I received a free advance review copy from the publisher, via Netgalley.
It is June, 1944. Richard Oppenheimer, once a successful homicide detective inspector with the Berlin Kriminalpolizei, was forced off because he is Jewish. He has not been deported “to the east,” though, because he is married to a so-called Aryan, Lisa. Along with others in mixed marriages, they live a hand-to-mouth life in a Jewish House apartment building.
Out of the blue, Oppenheimer is told to join an SS officer, Vogler, to investigate a series of brutal murders of women. It’s a shock to his system, being able to be out and about in Berlin and working with the powerful. He sees the rapacious acquisitiveness of the Nazi elite, the foreign workers doing much of the labor and, most of all, the transformation wreaked on the city in these waning months of the war. The city is bombarded daily, turning it into a landscape of ruins, smoke and death. There are rumors of the D-Day invasion, and Germans seem to know that the Third Reich will fall far short of its promised thousand years.
In this bizarre time and place, a serial killer must be stopped, to protect public morale. Oppenheimer’s methods are classic police procedural stuff. As in many serial killer novels, we have some passages from the point of view of the killer. They’re not nearly as interesting as Oppenheimer’s story, but fortunately they take up only a small proportion of the book.
Harald Gilbert is a German writer of WW2 history, and this is a translation of his (first?) novel. The translation is good, though not always entirely smooth.
There is one thing that puzzled me about this book. A couple of times while he’s out on his new official duties, Oppenheimer runs into people who know him and know that he’s Jewish. When they ask how he can be working as a detective (or anything, for that matter) in Nazi Berlin, he tells them he converted. This doesn’t make sense, since Nazis considered Jewishness to be an immutable racial category, not merely a religious faith. And Harald Gilbert, as a historian of the period, must surely know that.
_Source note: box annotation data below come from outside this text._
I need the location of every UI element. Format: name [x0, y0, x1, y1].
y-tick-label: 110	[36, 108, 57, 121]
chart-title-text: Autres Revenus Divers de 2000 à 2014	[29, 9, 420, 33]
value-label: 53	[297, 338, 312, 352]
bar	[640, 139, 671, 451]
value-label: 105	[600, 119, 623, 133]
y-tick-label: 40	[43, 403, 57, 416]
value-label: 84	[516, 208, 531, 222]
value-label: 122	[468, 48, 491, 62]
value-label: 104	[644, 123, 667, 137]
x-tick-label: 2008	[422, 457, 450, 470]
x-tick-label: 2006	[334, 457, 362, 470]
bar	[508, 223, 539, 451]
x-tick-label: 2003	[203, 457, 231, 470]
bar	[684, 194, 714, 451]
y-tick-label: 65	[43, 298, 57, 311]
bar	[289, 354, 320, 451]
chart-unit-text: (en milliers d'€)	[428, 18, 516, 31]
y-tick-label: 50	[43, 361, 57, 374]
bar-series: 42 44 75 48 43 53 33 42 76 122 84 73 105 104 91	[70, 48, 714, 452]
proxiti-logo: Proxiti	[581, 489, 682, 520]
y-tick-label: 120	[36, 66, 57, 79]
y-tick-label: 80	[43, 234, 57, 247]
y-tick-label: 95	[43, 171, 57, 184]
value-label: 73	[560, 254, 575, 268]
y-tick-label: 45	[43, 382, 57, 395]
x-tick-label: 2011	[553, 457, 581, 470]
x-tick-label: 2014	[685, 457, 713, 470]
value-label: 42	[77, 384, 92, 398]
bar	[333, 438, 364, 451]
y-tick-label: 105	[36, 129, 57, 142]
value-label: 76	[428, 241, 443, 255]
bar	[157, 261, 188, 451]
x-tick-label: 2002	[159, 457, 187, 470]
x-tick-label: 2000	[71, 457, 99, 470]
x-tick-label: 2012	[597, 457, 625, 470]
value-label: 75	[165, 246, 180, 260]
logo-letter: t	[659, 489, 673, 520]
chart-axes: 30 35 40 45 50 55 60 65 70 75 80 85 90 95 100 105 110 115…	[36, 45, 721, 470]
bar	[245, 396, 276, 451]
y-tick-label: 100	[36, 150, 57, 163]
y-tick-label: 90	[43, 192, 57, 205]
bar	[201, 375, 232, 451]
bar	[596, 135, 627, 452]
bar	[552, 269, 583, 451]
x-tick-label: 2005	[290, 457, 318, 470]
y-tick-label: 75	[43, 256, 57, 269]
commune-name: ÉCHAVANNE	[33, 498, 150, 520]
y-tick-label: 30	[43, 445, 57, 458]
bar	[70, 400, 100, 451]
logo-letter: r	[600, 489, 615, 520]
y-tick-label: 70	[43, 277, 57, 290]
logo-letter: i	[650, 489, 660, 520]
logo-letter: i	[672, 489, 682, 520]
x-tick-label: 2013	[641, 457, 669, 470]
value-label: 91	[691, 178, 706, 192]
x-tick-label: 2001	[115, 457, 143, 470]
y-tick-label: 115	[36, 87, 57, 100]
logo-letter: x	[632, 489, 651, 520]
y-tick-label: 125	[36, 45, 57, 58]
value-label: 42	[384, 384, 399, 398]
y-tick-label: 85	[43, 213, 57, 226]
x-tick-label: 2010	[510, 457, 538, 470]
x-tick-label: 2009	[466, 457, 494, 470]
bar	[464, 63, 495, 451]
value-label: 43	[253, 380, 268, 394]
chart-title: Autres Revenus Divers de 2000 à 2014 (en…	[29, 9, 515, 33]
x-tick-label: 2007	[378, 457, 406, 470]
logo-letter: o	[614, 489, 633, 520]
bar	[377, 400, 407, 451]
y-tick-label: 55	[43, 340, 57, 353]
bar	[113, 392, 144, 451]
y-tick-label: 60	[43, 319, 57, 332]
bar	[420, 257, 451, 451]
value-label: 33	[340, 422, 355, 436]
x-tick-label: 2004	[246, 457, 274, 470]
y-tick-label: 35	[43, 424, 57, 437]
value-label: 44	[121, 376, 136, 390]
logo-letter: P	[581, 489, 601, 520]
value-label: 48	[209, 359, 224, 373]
I can’t help assessing any novel about homicide in the Nazi era to the Bernie Gunther series by the late Philipp Kerr. Does this book meet that standard? No, it’s not quite as good at painting an entire world, rich with historic context, and Oppenheimer is, unsurprisingly, not the wisecracking gumshoe that Bernie Gunther is. Still, this is a vivid story, well told, and if Harald Gilbert has more crime fiction to offer, I will happily read it.